Here's another
good reason to carry a pocketknife. It's from the New Orleans newspaper, the Times-Picayune:
Track hand cited for heroism
Sunday, December 17, 2006
By Bob Fortus
Staff writer
Bubba Beck, who works on the starting-gate crew at the Fair Grounds, is a hero, whether he's comfortable with the description or not.
Last spring in Baltimore, Beck rescued two children from a burning car. His quick action earned him the White Horse Award, presented by the Race Track Chaplaincy of America during Breeders' Cup week for the most heroic act this year by a racing person on behalf of humans or horses.
"I have two kids," Beck said. "Everyone says hero this or hero that. You always tell your kids to do the right thing. I wanted to do the right thing."
After finishing a long day with the Pimlico gate crew putting new doors on the starting gate for the Preakness, he was driving on a busy street when a motorcyclist recklessly zoomed past him. The motorcycle slammed into the passenger side of a car crossing the street.
"I stopped, and another guy stopped," Beck said. "The first thing I did was run to the guy. He'd slid into the gutter. There was nothing I could do for him."
The man was dead, and his bike burst into flames. When the fire spread to the car, pedestrians on the scene "broke and ran," Beck said. But he and the other driver who had stopped stayed to help.

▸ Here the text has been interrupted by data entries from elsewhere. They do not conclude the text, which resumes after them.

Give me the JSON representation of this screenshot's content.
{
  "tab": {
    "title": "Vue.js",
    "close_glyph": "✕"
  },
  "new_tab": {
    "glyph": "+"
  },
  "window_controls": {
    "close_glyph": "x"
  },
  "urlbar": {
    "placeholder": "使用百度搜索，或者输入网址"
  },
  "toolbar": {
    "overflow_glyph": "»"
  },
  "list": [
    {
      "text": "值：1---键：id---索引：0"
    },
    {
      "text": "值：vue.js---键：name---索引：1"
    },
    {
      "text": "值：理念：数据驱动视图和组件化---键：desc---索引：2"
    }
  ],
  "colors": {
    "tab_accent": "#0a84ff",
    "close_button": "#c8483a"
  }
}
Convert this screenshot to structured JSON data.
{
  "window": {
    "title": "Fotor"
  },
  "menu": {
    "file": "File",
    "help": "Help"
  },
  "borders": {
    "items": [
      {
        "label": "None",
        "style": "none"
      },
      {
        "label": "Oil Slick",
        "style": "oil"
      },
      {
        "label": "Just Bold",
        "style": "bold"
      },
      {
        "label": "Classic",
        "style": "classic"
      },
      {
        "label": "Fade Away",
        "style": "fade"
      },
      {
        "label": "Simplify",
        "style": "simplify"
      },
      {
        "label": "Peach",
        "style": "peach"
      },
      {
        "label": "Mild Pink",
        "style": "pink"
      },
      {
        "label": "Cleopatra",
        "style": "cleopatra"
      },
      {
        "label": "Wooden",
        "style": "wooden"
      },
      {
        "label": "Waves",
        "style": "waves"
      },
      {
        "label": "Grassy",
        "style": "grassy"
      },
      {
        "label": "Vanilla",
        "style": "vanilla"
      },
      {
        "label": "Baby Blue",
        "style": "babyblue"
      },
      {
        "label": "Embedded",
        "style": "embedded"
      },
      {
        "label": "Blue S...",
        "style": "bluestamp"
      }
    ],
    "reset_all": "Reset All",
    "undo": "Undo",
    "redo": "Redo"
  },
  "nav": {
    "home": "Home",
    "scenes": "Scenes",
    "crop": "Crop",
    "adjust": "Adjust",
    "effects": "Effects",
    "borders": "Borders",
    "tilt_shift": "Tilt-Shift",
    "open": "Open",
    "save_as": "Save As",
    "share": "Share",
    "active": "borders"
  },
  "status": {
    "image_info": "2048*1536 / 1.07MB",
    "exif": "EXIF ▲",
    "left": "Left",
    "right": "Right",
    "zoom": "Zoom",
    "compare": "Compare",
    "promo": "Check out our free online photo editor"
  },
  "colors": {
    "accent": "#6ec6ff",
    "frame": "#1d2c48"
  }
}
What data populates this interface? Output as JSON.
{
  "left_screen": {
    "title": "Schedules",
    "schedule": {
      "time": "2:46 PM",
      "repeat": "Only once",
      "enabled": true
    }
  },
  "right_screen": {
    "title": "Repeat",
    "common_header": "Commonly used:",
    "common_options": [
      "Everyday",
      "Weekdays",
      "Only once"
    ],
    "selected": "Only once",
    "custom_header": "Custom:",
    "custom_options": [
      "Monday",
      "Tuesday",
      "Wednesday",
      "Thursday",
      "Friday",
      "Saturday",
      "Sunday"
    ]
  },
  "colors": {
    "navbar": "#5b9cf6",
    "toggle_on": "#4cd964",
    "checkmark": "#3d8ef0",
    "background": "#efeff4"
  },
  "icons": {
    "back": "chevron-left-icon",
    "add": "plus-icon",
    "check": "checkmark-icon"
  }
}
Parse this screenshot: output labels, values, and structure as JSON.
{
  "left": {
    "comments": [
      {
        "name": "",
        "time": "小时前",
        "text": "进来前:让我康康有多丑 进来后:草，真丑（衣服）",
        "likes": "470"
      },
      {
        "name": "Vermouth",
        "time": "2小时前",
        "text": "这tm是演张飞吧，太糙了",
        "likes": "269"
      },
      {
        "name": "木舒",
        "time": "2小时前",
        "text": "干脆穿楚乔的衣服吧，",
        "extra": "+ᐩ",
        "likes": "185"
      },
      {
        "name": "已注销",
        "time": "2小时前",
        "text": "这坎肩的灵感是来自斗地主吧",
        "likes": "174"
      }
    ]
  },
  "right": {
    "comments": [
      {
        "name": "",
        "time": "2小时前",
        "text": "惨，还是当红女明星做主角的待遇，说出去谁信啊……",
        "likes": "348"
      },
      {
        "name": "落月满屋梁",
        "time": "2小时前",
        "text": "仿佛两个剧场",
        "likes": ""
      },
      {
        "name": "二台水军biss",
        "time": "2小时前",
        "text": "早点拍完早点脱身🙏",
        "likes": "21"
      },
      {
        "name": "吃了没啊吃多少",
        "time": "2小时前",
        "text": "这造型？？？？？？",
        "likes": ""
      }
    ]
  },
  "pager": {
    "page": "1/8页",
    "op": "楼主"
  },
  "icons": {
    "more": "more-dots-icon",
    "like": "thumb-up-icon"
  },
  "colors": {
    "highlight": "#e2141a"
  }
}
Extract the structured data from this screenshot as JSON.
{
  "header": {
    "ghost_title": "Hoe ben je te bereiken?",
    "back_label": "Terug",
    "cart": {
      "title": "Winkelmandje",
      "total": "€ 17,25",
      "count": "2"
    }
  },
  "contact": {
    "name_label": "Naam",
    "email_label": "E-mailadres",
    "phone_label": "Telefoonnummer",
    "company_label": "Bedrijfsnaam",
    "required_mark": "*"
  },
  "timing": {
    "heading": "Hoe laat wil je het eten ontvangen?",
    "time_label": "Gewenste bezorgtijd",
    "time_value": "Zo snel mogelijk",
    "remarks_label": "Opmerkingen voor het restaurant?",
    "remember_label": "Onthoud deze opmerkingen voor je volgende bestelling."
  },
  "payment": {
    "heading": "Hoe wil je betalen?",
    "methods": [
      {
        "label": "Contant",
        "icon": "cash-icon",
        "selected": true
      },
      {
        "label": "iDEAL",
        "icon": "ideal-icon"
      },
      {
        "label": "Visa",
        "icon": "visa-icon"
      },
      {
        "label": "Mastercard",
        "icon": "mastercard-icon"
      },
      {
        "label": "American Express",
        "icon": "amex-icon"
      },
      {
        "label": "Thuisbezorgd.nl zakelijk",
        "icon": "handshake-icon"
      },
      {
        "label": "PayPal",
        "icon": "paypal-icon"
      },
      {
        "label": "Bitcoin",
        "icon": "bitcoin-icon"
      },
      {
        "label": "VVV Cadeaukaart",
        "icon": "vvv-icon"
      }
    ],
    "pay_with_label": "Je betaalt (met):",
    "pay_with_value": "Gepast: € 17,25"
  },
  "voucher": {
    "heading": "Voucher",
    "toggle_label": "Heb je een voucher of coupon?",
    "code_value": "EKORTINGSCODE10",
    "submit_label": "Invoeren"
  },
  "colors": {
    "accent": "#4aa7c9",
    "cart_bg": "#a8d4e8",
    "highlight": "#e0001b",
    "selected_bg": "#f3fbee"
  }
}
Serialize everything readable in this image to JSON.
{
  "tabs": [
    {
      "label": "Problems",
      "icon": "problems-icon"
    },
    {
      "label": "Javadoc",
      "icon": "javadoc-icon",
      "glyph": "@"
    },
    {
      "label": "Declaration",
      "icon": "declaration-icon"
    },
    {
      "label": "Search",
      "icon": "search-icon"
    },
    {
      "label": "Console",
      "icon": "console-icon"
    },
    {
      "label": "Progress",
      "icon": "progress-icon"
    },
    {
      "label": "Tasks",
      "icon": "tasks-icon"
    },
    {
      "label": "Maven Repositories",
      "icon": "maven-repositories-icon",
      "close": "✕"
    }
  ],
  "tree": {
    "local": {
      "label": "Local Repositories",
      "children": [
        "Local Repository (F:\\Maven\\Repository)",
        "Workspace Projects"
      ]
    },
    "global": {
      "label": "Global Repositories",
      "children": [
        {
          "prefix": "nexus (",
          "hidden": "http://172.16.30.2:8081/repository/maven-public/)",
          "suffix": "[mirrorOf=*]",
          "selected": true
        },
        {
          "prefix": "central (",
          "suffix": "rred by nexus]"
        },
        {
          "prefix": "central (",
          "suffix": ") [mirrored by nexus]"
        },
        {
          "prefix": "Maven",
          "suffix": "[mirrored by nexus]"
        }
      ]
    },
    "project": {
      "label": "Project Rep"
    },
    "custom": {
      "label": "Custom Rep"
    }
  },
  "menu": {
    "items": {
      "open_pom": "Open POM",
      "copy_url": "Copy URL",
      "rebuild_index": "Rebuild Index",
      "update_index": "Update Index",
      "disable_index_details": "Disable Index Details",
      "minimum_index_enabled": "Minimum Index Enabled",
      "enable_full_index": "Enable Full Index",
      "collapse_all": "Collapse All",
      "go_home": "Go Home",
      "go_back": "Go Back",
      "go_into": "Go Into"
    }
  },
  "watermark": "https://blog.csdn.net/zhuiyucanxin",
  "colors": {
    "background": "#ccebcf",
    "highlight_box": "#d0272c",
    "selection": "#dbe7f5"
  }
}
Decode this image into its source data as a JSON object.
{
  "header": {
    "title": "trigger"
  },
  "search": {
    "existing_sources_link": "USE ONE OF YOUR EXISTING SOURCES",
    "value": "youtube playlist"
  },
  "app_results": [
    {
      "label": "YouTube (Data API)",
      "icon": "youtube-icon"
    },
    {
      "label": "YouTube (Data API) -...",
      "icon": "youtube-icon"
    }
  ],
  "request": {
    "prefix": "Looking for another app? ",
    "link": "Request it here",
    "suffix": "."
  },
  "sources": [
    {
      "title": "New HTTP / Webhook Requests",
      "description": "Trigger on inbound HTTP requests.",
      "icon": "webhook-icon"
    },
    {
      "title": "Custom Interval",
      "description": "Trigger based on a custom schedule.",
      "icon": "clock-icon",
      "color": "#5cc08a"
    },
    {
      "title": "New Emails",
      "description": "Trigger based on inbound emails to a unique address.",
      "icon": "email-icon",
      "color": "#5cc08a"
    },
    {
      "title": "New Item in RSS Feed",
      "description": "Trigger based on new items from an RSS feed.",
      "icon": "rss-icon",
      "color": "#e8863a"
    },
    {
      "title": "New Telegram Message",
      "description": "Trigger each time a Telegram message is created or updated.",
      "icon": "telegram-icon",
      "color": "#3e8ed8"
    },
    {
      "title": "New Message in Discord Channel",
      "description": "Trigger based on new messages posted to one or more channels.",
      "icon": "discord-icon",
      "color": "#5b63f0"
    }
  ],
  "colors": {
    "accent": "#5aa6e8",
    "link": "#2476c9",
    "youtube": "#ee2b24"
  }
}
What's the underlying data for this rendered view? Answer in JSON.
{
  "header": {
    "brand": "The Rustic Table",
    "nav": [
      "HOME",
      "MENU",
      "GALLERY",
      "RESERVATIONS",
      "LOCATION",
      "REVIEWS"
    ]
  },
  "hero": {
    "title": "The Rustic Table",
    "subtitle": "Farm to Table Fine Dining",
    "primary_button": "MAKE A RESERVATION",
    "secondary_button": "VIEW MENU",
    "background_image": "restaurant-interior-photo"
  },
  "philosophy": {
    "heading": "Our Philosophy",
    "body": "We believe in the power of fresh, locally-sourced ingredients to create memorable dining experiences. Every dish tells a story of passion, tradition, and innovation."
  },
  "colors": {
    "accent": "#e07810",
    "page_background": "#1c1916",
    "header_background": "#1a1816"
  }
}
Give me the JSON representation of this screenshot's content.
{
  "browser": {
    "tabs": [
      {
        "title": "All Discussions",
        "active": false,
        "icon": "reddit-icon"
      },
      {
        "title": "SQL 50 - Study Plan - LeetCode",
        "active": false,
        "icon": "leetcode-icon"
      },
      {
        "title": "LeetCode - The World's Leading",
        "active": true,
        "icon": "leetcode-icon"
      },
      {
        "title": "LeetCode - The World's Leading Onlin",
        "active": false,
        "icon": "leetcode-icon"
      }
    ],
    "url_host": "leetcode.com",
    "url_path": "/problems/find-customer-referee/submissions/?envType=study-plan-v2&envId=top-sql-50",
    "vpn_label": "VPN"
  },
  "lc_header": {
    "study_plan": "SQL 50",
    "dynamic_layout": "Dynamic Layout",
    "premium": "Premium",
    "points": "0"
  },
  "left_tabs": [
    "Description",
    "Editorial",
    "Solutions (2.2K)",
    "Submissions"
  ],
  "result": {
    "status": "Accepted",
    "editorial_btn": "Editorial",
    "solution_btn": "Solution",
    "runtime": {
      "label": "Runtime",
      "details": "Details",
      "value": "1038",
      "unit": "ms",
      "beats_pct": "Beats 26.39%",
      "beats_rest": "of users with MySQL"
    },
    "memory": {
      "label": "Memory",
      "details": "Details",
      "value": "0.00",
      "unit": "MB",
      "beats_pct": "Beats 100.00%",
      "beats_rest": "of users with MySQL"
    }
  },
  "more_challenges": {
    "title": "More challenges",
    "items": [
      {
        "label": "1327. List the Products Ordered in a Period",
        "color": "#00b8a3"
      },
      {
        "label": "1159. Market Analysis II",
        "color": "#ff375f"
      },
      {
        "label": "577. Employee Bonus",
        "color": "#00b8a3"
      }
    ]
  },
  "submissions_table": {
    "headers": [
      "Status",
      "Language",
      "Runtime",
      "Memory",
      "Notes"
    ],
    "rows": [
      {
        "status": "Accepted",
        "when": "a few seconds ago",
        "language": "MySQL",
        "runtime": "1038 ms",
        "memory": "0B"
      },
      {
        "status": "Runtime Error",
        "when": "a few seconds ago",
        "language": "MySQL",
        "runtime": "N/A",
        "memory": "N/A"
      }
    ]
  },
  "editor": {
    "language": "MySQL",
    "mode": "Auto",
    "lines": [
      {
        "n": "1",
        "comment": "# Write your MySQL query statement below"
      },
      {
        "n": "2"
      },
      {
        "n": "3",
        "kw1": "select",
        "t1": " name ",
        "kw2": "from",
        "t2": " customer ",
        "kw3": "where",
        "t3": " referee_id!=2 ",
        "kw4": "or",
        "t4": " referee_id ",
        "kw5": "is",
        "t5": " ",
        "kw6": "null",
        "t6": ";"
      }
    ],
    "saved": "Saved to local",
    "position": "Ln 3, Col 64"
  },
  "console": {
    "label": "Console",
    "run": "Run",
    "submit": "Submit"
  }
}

That other man helped two adults -- the children's aunt and uncle -- out of the front of the car while Beck tried to open the back door to reach a crying girl and baby boy. "It was hot," he said. "I broke out the window and pulled the door open. By then, the ceiling was on fire in the car. You could hear the gas bubbling in the tank. The little girl says, 'I don't want to die like this.' I said: 'You won't die, baby. Grab my neck.'
He cut the baby loose from the seat with a pocketknife and picked him up. "I grabbed the girl on my hip," Beck said. "The baby was under my shirt. I was carrying him like a football."
As he ran, the car exploded, and the force knocked Beck and the children to the ground. The girl had a broken wrist -- from the accident, not the fall -- and the baby wasn't injured, Beck said. Beck had two pieces of glass in his arm from breaking open the window, but wasn't injured seriously.
His award brought Beck a check for $5,000, of which he and his wife, Stacie, contributed 10 percent to the chaplaincy, and a trophy. "I didn't know if I had what it took," he said. "The Lord tests you all the time. I'd have to look at those kids every day if I'd let them burn up."
Another reward Beck received was hearing Stacie say, "I married the right man," he said. "When they gave me that reward, and she was looking at me, that was the crowning moment in my life," he said.